2. Surveillance and screening for complications and regular follow up at regular healthcare visits.
3. An ophthalmologic examination should be performed initially and then as determined by the ophthalmologist to assess corneal clouding, glaucoma, retinal disease.
4. A cardiac evaluation, including electrocardiogram (ECG) and echocardiography, should be performed at diagnosis and then annually to assess valvular heart disease, cardiomyopathy, cor pulmonale, and heart failure.
5. A comprehensive neurologic examination is done at presentation and then annually to detect carpal tunnel syndrome, spinal cord compression, or communicating hydrocephalus. These conditions can be further evaluated with electromyography, somatosensory evoked potentials, and lumbar puncture with measurement of opening pressure. Neuroimaging should be performed if hydrocephalus is suspected and in patients with developmental delay.

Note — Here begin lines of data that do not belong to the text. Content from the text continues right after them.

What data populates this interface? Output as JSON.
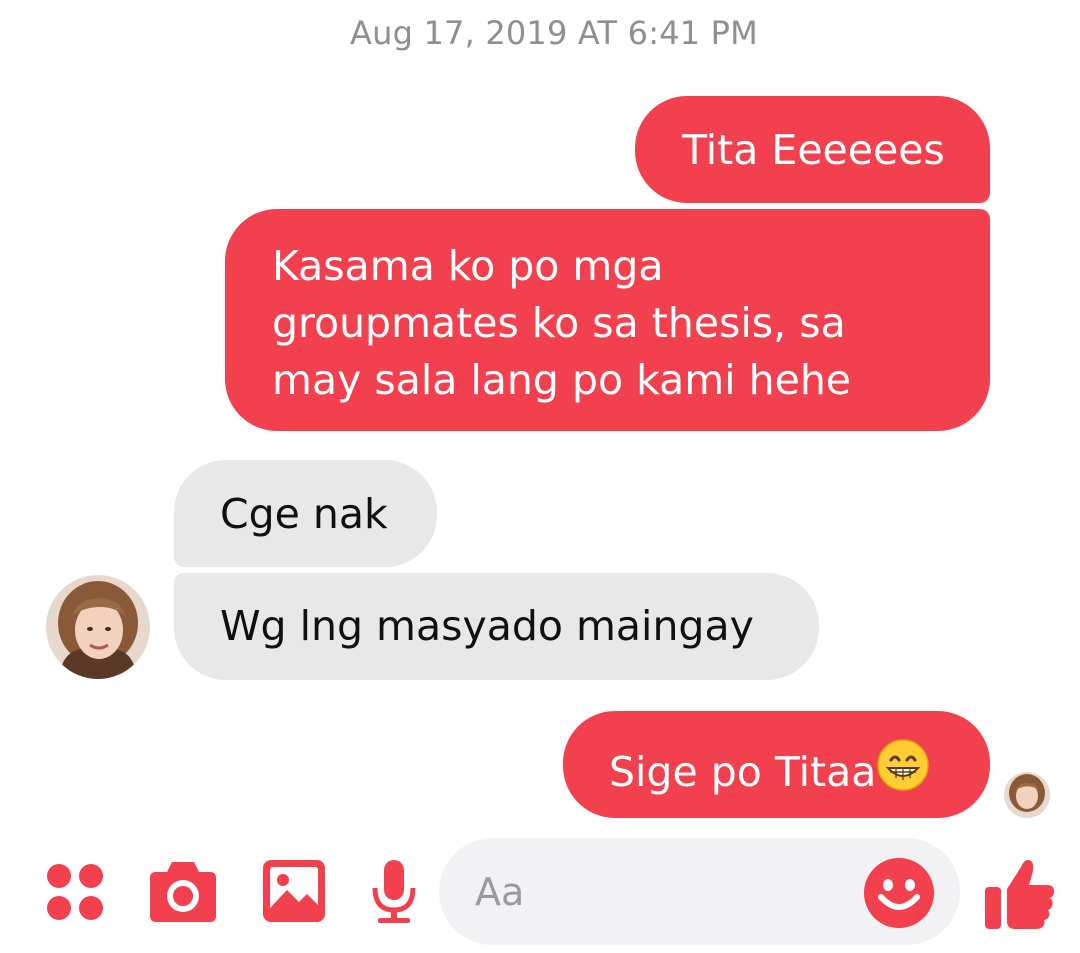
{
  "conversation": {
    "timestamp": "Aug 17, 2019 AT 6:41 PM",
    "messages": [
      {
        "direction": "outgoing",
        "text": "Tita Eeeeees"
      },
      {
        "direction": "outgoing",
        "text": "Kasama ko po mga\ngroupmates ko sa thesis, sa\nmay sala lang po kami hehe"
      },
      {
        "direction": "incoming",
        "text": "Cge nak"
      },
      {
        "direction": "incoming",
        "text": "Wg lng masyado maingay"
      },
      {
        "direction": "outgoing",
        "text": "Sige po Titaa",
        "emoji": "grinning-face-with-smiling-eyes"
      }
    ],
    "seen_indicator": "contact-avatar"
  },
  "composer": {
    "placeholder": "Aa",
    "value": "",
    "icons": [
      "four-dots-menu-icon",
      "camera-icon",
      "image-gallery-icon",
      "microphone-icon",
      "emoji-smiley-icon",
      "thumbs-up-icon"
    ]
  },
  "theme": {
    "accent": "#f2404f",
    "incoming_bubble": "#e8e8e8",
    "timestamp_color": "#8e8e93",
    "composer_bg": "#f2f2f4"
  }
}
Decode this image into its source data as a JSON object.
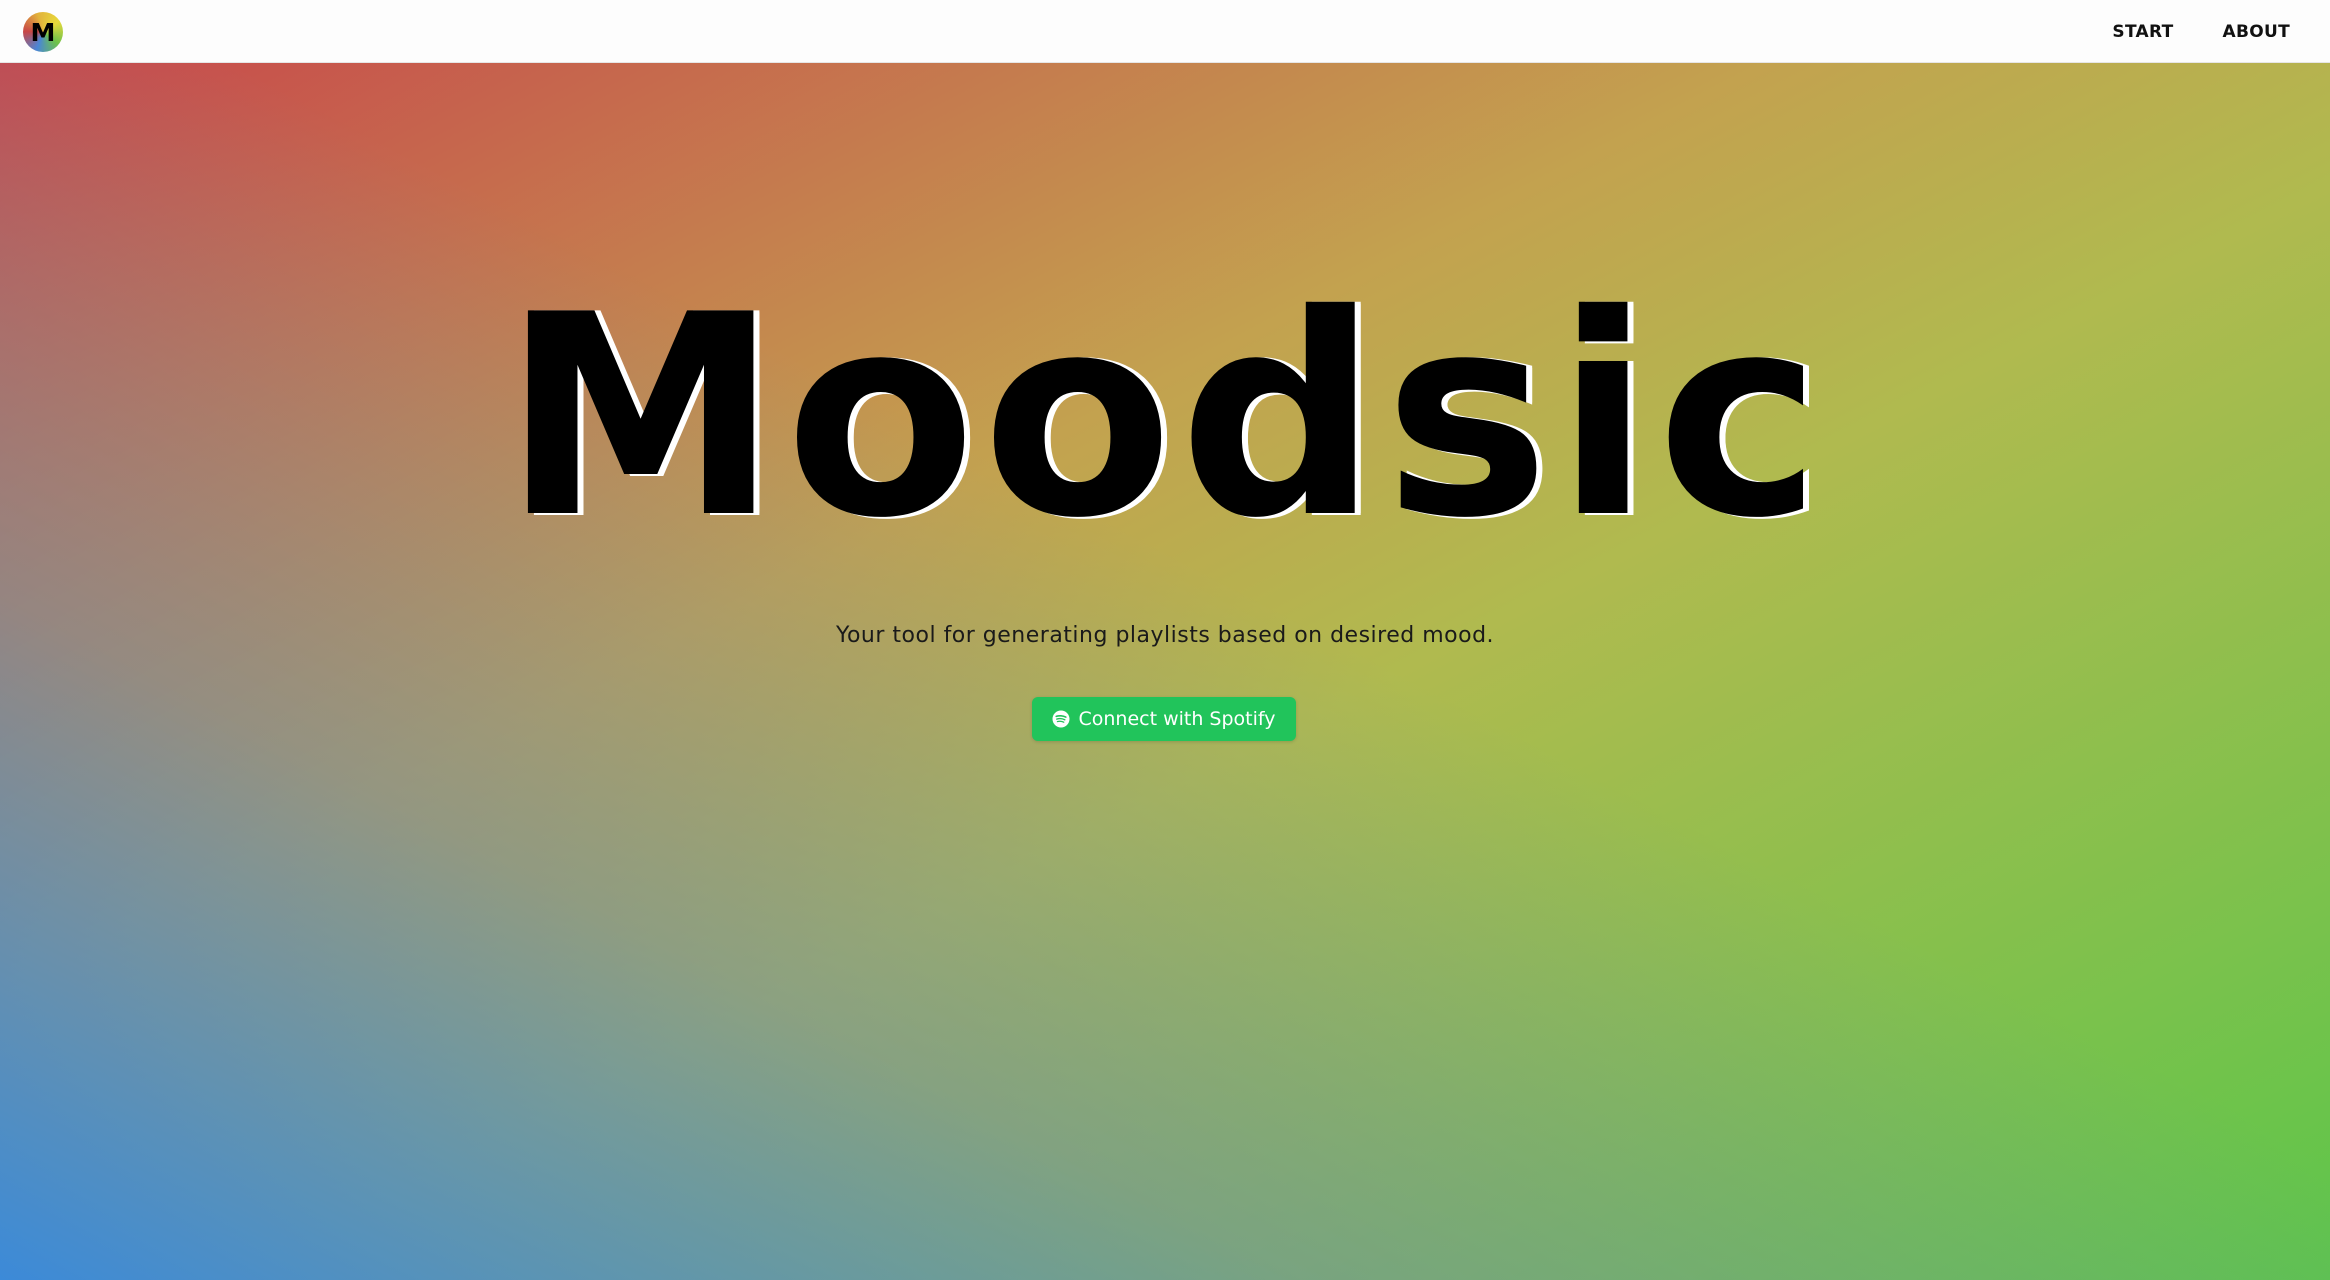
{
  "navbar": {
    "logo_letter": "M",
    "links": [
      {
        "label": "START"
      },
      {
        "label": "ABOUT"
      }
    ]
  },
  "hero": {
    "title": "Moodsic",
    "subtitle": "Your tool for generating playlists based on desired mood.",
    "cta_label": "Connect with Spotify",
    "cta_icon": "spotify-icon"
  },
  "colors": {
    "cta_bg": "#21c45b",
    "gradient_top_left": "#c8474c",
    "gradient_top_right": "#e7d93b",
    "gradient_bottom_left": "#3c8ad8",
    "gradient_bottom_right": "#5dc64a"
  }
}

6. Radiographic studies of the neck in flexion and extension (plain films) should be obtained to assess cervical instability and magnetic resonance imaging (MRI) of the craniocervical junction for compression. These studies are obtained annually initially, but it could be reduced in those without significant abnormalities. Plain films may not be required if MRI in flexion and extension is possible. Evaluation of the spine for vertebral slippage and kyphoscoliosis should be performed annually.
7. Patients who have breathing problems at night or daytime somnolence should have oximetry or polysomnography to evaluate obstructive sleep apnea.
8. Hearing should be tested annually in all patients with MPS.
9. Orthopedic evaluation should be performed every 6 to 12 months, depending upon disease severity, to monitor patients for hip and other joint disease.
10. Dental evaluation should be performed every 6 to 12 months.
11. Early initiation of enzyme replacement therapy or the process of hematopoietic stem cell transplantation once indicated and treatment of complication once occurred.
12. Doing molecular diagnosis to know the specific mutation for proper patient education, counseling, perinatal diagnosis, and carrier detection.
13. Early screening of the newborn to the affected siblings for early diagnosis and treatment for a better outcome.
14. Offer antenatal and perinatal diagnosis for pregnant women in the presence of a family history of MPS.